Severyn was methodically peeling back flooring, ruining his manicured nails, humming protest rap, when the voice came back.
“Don’t bother. You won’t get to the brake line that way.”
He paused, staring at the miniscule tear he’d made. He climbed slowly back onto the seat and palmed open the chiller. “I was beginning to think you’d left me,” he said, retrieving a glass flute.
“Still here, parasite. Keeping you company in your final moments.”
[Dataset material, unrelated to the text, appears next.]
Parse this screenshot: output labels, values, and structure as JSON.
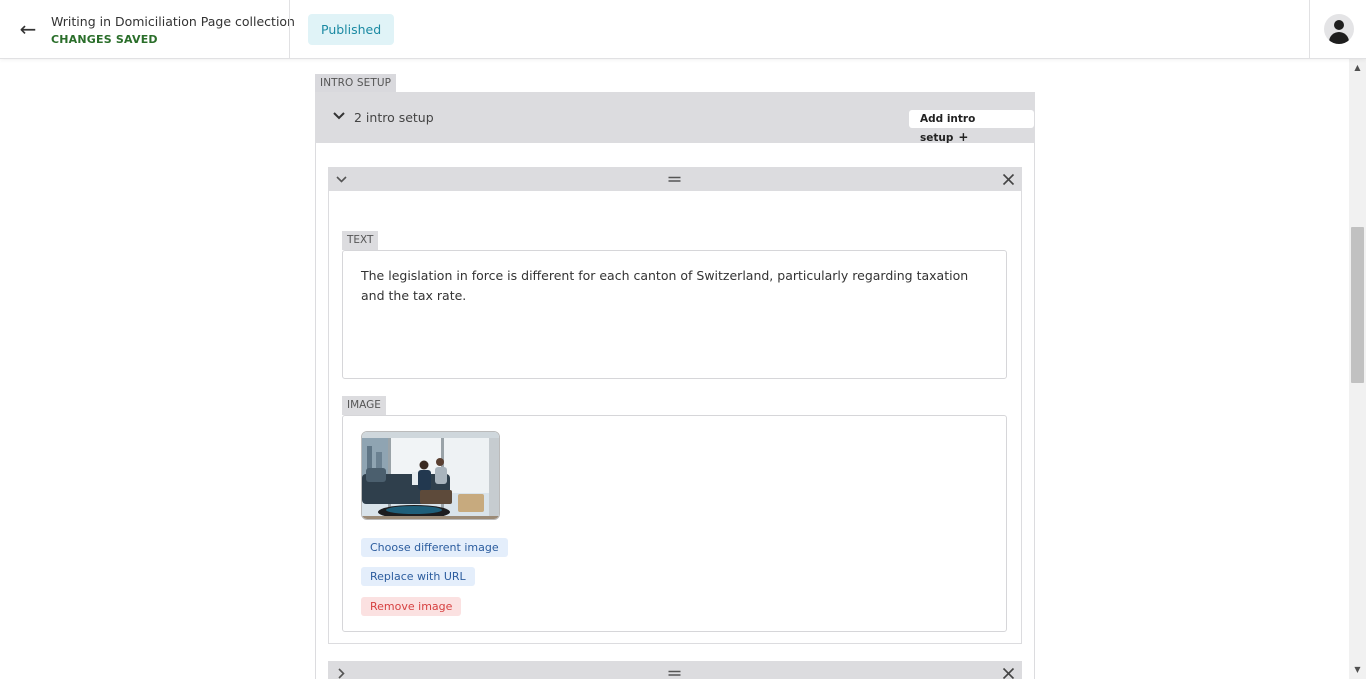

“Parasite,” Severyn echoed as he poured. “You know, if it weren’t for people like you, puppeteering might have never developed. Religious zealots are the ones who axed cloning, after all. Just think. If not for that, we might have been uploading to fresh blank bodies instead of those desperate enough to sell themselves whole.”
He looked at his amber reflection in the flute, studying the beautiful young face he’d worn for nearly two years. He knew the disembodied hacker was seeing it too, and it was an advantage, no matter how she might try to suppress it. Humans loved beauty and underestimated youth. It was one reason Severyn used young bodies instead of the thickset middle-aged Clooneys favored by most CEOs.
“And now it’s too late to go back,” Severyn said, swirling his drink. “Growing a clone is expensive. Finding a volunteer is cheap.” He sipped and held the stinging Perdue in his mouth.
Silence for a beat.
“You have no idea what kind of person I am.”
Severyn felt his hook sink in. He swallowed his drink. “I do,” he replied. “I’ve been thinking about it quite fucking hard, what with my impending evisceration. You’re no Priest. Your familiarity with my security systems and reticence to kill my bodyguard makes me think you’re an employee, former or current.”
“People like you assume everyone’s working for them.”
“Whether you are or not, you’ve done enough research to know I can easily triple whatever the Priesthood is paying for your services.”
“There’s not going to be any negotiation. You’re a dead man.”